By JAY MERRICK
Jacques Herzog, designer of Britain's most successful art museum, the Tate Modern in London, has launched scything attacks on two of the Tate's greatest international competitors.
He said New York's Museum of Modern Art (MoMA), the world's most powerful fount of public art, was driven by a cynical and elitist strategy.
And in Bilbao, the Guggenheim Museum, designed by the architecture superstar Frank Gehry, left him cold because it was a "very bad example for museums in the future".
His remarks, made in the run-up to the Venice Architecture Biennale, stunned an otherwise demure seminar on the relationship between branding and art presentation, staged by the British Council and Brunswick Arts. The speakers included MoMA's Paola Antonelli and Daniel Libeskind, designer of Berlin's iconic Jewish Museum.
Herzog, 50, whose practice joined the international big league after the completion of Tate Modern, accused previous speakers of being "too polite" and insisted that museums such as MoMA were portraying art as decoration for buzzy lifestyles.
As for Bilbao's gleaming, titanium-clad repository, it was "just superficial. Take all that s*** out and cultivate it with ingredients from the city. Right now, it's like an alien."
Daniel Libeskind defended Gehry's masterpiece of crumple-zone architecture. But he conceded that shopping and museum experiences were becoming interchangeable, and that branding exercises were part of them.
Libeskind's Imperial War Museum North, which was recently opened in Manchester, was, like Tate Modern and MoMA's funky new QNS gallery in New York, the subject of extremely detailed branding exercises. These exercises came with expensively packaged press releases accounting for dozens of hectares of softwood forest, and triggered streams of gasket-blowing hyperbole.
Charles Jencks, one of the world's pre-eminent architecture commentators, sides with Herzog. He said Bilbao's hugely publicised museum was "partly cynical in that it was a global branding" and contained overblown exhibitions of American "lend-lease" art - a reference to America's postwar industrial financial largess to economically shattered European countries.
The Guggenheim, he added, planned to take over the art world, "like McDonald's". Since the Bilbao Guggenheim, "the game is about competitive buildings. It's a dangerous game."
And it's getting more dangerous. In America alone, there are at present more than 50 museum expansion projects worth a reported US$5 billion ($10.5 billion). For the moment, the Guggenheim organisation is the big hitter, planning to spend almost US$700 million ($1.47 billion) on a single new art museum in New York. Designed by Frank Gehry, its wow-factor will give MoMA something to think about, though probably in terms of pulling power rather than art.

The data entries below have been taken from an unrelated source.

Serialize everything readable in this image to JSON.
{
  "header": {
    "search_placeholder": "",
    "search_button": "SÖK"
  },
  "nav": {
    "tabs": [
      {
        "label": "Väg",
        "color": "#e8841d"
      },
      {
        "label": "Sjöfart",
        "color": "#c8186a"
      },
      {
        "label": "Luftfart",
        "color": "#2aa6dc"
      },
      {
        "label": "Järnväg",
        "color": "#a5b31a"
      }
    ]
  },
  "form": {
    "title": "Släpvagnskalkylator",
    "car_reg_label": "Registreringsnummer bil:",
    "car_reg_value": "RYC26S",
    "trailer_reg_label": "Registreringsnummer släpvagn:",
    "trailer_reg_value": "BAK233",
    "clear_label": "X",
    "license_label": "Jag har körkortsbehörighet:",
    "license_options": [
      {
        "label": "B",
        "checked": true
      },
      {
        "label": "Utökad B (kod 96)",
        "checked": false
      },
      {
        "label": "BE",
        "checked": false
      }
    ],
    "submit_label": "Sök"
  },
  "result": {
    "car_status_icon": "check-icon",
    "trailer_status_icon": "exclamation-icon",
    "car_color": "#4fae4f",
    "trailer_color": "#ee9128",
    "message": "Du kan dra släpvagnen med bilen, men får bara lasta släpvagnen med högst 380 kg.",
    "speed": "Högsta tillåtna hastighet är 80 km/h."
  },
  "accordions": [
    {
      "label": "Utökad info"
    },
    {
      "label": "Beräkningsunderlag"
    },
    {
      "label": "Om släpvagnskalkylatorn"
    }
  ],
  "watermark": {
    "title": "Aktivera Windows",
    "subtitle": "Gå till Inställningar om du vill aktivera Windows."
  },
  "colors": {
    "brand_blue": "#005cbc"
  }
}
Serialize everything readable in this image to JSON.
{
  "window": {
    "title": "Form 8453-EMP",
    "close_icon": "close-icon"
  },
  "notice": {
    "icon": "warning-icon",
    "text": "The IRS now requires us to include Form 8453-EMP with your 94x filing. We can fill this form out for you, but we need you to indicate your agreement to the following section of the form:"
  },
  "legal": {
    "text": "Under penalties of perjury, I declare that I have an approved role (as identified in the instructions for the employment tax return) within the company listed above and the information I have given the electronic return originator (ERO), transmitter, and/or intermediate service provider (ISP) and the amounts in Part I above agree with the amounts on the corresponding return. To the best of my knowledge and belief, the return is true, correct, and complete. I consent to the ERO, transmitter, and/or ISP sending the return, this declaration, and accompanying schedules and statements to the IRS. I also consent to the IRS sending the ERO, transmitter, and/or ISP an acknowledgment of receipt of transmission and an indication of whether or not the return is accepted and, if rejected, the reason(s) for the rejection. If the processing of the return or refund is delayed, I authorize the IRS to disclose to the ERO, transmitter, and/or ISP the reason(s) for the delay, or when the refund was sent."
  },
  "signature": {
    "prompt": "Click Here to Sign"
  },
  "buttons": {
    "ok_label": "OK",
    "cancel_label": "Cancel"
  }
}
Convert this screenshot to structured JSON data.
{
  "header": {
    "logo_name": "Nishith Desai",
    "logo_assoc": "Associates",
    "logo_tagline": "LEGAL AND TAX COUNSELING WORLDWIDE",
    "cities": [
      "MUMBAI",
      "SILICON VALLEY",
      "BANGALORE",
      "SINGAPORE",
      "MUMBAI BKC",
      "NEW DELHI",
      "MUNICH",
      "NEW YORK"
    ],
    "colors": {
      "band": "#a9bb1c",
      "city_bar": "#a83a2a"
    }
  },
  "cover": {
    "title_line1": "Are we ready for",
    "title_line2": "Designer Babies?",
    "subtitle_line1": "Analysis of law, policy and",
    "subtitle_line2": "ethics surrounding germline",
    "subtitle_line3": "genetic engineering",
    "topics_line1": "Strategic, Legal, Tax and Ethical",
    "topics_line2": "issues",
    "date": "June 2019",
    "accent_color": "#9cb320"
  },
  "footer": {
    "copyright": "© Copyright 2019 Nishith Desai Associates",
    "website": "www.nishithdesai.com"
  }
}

The same syndrome exists in Britain where the Tate network - with galleries in London, St Ives and Liverpool - put the squeeze on smaller galleries. There are 82 small galleries in London alone. Some, linked to BritArt movers and shakers such as Charles Saatchi, can feed off the cool riffs emanating from Bankside.
But any dip in the economy could have exponentially destructive effects on many museums' tenuous pulling power. The warning evidence can already be seen in America, which is facing the prospect of recession. Among many threatened or delayed projects, the powerful Art Institute of Chicago has shelved its US$200 million ($422 million) makeover for two years. In Milwaukee, a dazzlingly skeletal new museum designed by the Valencian, Santiago Calatrava, is reported to be US$20 million ($42.2 million) in the red.
The line between art museum success and abject failure is paper-thin, and often mysteriously unpredictable. In London, Lord Foster of Thames Bank's architectural redevelopment of the British Museum's Great Court, with its vast Faberge bauble of a roof, has signally failed to suck in the punters; and that, in turn, has contributed to the museum's financial problems.
This shows that dramatic, rigorously hyped architecture doesn't always do the business for galleries and museums.
Daniel Libeskind, working on a cultural centre in Denver that will resemble a vast mall in mid-explosion, told the Venice seminar that research had shown "people don't know why they're in museums" - a crucial factor that has accelerated the growth of the retail experience that lies at the heart of most new-wave museums and galleries.
Nowhere in Britain is this clearer than at Tate Modern, where the brilliant lighting in its massive shop is in starkly ironic contrast to the Stygian gloom that characterises some of its gallery spaces. When an array of art books is more seductively colourful than a Van Gogh, something is wrong - regardless of the impressive visitor numbers.